All month, I’ve thought about what to blog (to write for a blog?) Then, perhaps as a result of the recent rather impassioned responses on the SPIG listserv to a call for that old chestnut history to take its turn on the heap, I’ve worried about the challenge to the centrality of history in a journalism-education process..

My thinking’s not always clear, often not even reasonable. Round and round: history/technology, technology/history/journalism. Repeat. Reverse. Repeat.

No matter how I approach these elements, I end up at the same point. Isn’t much of journalism history basically the story of how technology has changed the production and delivery of news?  And isn’t much of history about how technology has changed and how been harnessed to maintain a power structure, ANY power structure.)

So, if the developing tool angle is a useful point of view, why wouldn’t both techies and tree choppers find history—especially communication history—absorbing and fascinating?  For, in its simplest form, history is, quite simply, the story of how cultures and peoples have created, adapted and used technology.

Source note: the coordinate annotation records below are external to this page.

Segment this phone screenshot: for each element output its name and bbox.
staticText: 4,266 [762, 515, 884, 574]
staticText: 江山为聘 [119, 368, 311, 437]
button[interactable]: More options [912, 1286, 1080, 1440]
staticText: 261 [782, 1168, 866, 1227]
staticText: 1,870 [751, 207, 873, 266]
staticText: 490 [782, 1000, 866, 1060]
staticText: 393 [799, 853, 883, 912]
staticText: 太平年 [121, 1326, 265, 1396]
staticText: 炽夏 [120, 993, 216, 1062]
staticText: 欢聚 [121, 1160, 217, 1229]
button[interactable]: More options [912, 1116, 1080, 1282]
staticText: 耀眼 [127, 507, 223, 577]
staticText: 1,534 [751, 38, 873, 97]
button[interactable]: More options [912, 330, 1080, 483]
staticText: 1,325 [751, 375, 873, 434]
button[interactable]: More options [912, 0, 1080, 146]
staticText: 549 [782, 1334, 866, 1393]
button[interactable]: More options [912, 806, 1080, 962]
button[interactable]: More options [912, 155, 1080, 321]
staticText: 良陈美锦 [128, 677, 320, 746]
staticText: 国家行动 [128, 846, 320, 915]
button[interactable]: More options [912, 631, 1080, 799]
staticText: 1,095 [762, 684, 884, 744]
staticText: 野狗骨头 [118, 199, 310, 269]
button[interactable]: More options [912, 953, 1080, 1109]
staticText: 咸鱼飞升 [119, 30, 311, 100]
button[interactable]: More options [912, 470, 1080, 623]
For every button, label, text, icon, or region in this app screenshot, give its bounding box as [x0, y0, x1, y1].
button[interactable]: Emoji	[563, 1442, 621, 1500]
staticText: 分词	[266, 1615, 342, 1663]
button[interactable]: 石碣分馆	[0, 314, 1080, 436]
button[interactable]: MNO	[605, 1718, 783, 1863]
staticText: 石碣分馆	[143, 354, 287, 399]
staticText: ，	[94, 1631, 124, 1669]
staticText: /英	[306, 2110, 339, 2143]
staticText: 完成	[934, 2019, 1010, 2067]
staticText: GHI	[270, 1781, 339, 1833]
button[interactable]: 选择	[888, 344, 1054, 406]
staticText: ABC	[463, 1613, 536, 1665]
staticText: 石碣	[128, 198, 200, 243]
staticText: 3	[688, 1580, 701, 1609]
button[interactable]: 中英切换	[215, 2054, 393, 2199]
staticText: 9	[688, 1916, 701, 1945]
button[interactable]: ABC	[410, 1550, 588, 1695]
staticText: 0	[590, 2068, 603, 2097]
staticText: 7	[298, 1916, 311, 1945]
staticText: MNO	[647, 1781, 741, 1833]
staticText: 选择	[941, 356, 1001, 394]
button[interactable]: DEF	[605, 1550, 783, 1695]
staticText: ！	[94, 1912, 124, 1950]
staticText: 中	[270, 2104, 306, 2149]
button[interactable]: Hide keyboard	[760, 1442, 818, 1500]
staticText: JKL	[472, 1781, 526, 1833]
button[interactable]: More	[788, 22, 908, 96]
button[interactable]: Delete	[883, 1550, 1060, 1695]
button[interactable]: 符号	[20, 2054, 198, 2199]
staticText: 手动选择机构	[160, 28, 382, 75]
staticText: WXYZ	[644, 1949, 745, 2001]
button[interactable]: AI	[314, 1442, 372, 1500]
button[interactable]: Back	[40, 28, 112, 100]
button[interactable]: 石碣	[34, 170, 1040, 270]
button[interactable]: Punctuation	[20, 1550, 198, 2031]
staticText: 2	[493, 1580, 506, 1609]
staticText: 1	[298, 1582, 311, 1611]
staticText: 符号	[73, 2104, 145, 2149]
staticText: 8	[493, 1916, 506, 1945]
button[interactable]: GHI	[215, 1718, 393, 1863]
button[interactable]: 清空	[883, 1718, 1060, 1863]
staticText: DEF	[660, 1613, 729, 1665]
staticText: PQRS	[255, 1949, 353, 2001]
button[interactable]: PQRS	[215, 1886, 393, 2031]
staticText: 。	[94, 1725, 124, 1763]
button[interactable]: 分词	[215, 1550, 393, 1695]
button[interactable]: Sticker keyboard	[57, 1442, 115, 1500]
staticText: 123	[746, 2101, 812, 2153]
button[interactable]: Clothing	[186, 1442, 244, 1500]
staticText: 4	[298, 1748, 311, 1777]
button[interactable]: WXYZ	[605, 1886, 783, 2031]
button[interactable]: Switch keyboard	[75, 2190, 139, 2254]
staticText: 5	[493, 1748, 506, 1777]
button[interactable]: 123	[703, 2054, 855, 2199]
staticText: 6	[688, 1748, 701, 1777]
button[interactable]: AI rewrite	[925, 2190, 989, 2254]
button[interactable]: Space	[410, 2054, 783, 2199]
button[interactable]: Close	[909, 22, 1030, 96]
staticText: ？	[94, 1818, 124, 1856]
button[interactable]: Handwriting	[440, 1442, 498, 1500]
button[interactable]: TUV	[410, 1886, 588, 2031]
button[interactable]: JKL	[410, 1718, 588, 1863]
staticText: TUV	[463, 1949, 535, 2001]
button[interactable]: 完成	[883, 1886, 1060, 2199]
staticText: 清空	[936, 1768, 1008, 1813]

To do our own adapting, then, writing a news story includes the same refocusing process. Take the 5 W’s (please, someone…) When my students first learn about writing a lede, I suggest that they think of those hackneyed stalwarts Who, What, When, Where, Why. In writing their lede, I suggest, pick the one that is primary. Is WHO said or did something what matters most? Or is the central concern WHEN? If the story concerns the time or a change of time, then don’t tell us WHO is giving the information. We need to be told about the change in WHEN.

Just as journalists routinely refocus the readers’ attention toward what is currently most important, so do historians–just not as quickly or as often. And I’m guessing that you don’t need to have much of a history to acknowledge that we’ve been here before.

If it’s not the internet and social media, it’s cold type and offset presses or matrices and type cases. These are not just news-delivery systems; these are developing technologies and once they were the new in communicating what was news. And as delivery systems change, so the importance of understanding the past becomes more critical, crucial even.

Julie Williams, one of my colleagues from the American Journalism Historians Association, recently reported that she’d been told that three prospective students said that the aspect of communication that they’d most like to study is history. Not the internet, not social media, not blogs.

Three cheers for those prospective students. And three cheers for us, too, because luckily history is something we can offer them. They already know as much (or more) than we about the interactivity of delivery systems called social media. What our new students need is guidance in applying political and cultural understandings to the study of these (and any) communication systems.

What they need is an understanding of the past so that the future is indeed the future and not an instant replay on newer technology. What they need, dare I say, is more history as well as more opportunities and challenges to apply that knowledge and understanding.